Abstract
The prototype chalcogenide electrocatalyst RhxSy was probed in situ via a synchrotron-based X-ray absorption near-edge structure (XANES) technique to elucidate specific sites and modes of water activation during oxygen reduction reaction. X-ray diffraction revealed a mixture of phases (Rh2S3, Rh3S4, and Rh17S15). Theoretically generated XANES on a variety of geometries of O(H) adsorption on the predominant Rh3S4 phase were compared to the experimental data. We show for the first time that the electrocatalyst first adsorbs O(H) in a onefold configuration at lower potentials and n-fold at potentials greater than 0.80 V. This expectedly has important consequences for oxygen reduction reaction on alternative chalcogenide materials.
High Performance Polymer Electrolyte Fuel Cells with Ultra-Low Pt Loading Electrodes Prepared by Dual Ion Beam Assisted Deposition
M. Saha, A. F. Gulla, R. Allen and S. Mukerjee Electrochimica Acta, 51, 4680 (2006)
Abstract
Ultra-low pure Pt-based electrodes (0.04–0.12 mgPt/cm2) were prepared by dual ion-beam assisted deposition (dual IBAD) method on the surface of a non-catalyzed gas diffusion layer (GDL) substrate. Film thicknesses ranged between 250 and 750 Å, these are compared with a control, a conventional Pt/C (1.0 mgPt(MEA)/cm2, E-TEK). The IBAD electrode constituted a significantly different morphology, where low density Pt deposits (largely amorphous) were formed with varying depths of penetration into the gas diffusion layer, exhibiting a gradual change towards increasing crystalline character (from 250 to 750 Å). Mass specific power density of 0.297 gPt/kW is reported with 250 Å IBAD deposit (0.04 mgPt/cm2 for a total MEA loading of 0.08 mgPt/cm2) at 0.65 V. This is contrasted with the commercial MEA with a loading of 1 mgPt(MEA)/cm2 where mass specific power density obtained was 1.18 gPt/kW (at 0.65 V), a value typical of current state of the art commercial electrodes containing Pt/C. The principal shortcoming in this effort is the area specific power density which was in the range of 0.27–0.43 W/cm2 (for 250–750 Å IBAD) at 0.65 V, hence much below the automotive target value of 0.8–0.9 W/cm2 (at 0.65 V). An attempt to mitigate these losses is reported with the use of patterning. In this context a series of patterns ranging from 45 to 80% Pt coverage were used in conjunction with a hexagonal hole geometry. Up to 30% lowering of mass transport losses were realized.

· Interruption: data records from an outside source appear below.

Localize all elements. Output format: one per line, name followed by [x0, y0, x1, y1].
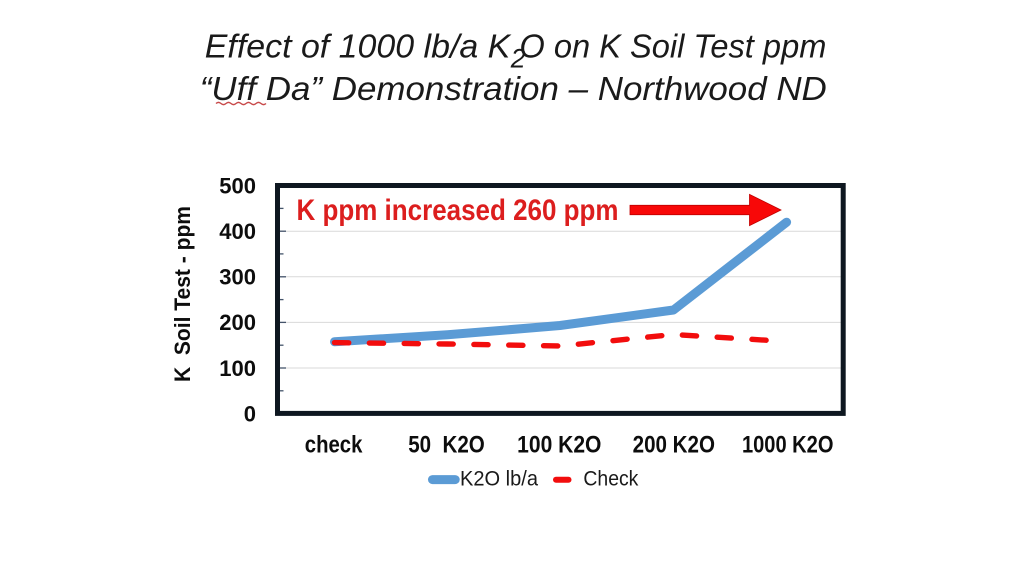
- svg-text:200: 200: [219, 310, 256, 335]
- svg-text:400: 400: [219, 219, 256, 244]
- svg-text:“Uff Da” Demonstration – North: “Uff Da” Demonstration – Northwood ND: [200, 71, 827, 108]
- svg-text:K2O lb/a: K2O lb/a: [460, 467, 538, 491]
- svg-text:1000 K2O: 1000 K2O: [742, 430, 834, 457]
- svg-text:O on K Soil Test ppm: O on K Soil Test ppm: [519, 28, 826, 65]
- svg-text:K Soil Test - ppm: K Soil Test - ppm: [170, 206, 195, 382]
- svg-text:K ppm increased 260 ppm: K ppm increased 260 ppm: [297, 194, 619, 227]
- svg-text:0: 0: [244, 402, 256, 427]
- svg-text:check: check: [305, 431, 363, 458]
- svg-text:50 K2O: 50 K2O: [408, 431, 485, 458]
- svg-text:Effect of 1000 lb/a K: Effect of 1000 lb/a K: [205, 28, 512, 65]
- svg-text:300: 300: [219, 265, 256, 290]
- svg-text:Check: Check: [583, 467, 638, 491]
- svg-text:100 K2O: 100 K2O: [517, 430, 601, 458]
- svg-text:100: 100: [219, 356, 256, 381]
- svg-text:200 K2O: 200 K2O: [633, 431, 715, 458]
- svg-text:2: 2: [510, 44, 526, 74]
- svg-text:500: 500: [219, 173, 256, 198]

Towards Improving the Performance of PEM Fuel Cells by Using Mix Metal Electrodes Prepared by Dual Ion Beam Assisted Deposition
Abstract
Dual ion beam assisted deposition (IBAD) has been used to manufacture selected Pt-based alloy/mix (Pt–Co and Pt–Cr) electrodecatalysts by direct metallization of a standard E-TEK gas diffusion layer (GDL). Their kinetics for oxygen reduction reaction and their performance in a proton exchange membrane fuel cells (PEMFCs) are presented. Activity enhancement, normalized to electrochemical surface area and mass activity, of 38.99 mA/cm2 (Pt–Co) and 27.21 mA/cm2 (Pt–Cr) are reported relative to an IBAD Pt electrode-catalyst. We report a significant new development in terms of materials and mass-manufacturability for PEMFC applications
Investigation of Durability Issues of Selected Non-Fluorinated Polymer Exchange Membranes for Fuel Cell Applications
Abstract
Nonfluorinated sulfonic acid membranes are a group of promising candidate materials for the commercialization of proton exchange membrane fuel cell (PEMFC) technology. However, one of the main obstacles is that the harsh fuel cell environment may originate different modes of degradation and aging processes that result in either chemical or morphological alteration in these membranes. The effect of peroxide radicals on PEM durability is of particular interest because a common feature of many hydrocarbon-based membranes is that the building block consists of sulfonic acid-substituted aromatic rings, which are much more sensitive to radical attack than the Teflon-like backbone in perfluorinated sulfonic acid type materials. In this work, we attempt to provide answers to the hydroxyl radical initiated durability issues at the PEM and electrocatalyst interface by analyzing the performance of two novel membranes, sulfonated poly(arylene ether sulfone) and sulfonated poly(ether ether) ketone, using a
newly designed durability evaluation method under fuel cell-like conditions. This method is able to separate the membrane evaluation process into cathode and anode aspects. Under experimental conditions in this work, degradations in SPES-40 samples were found happening at the cathode (oxygen) side of the PEMFC.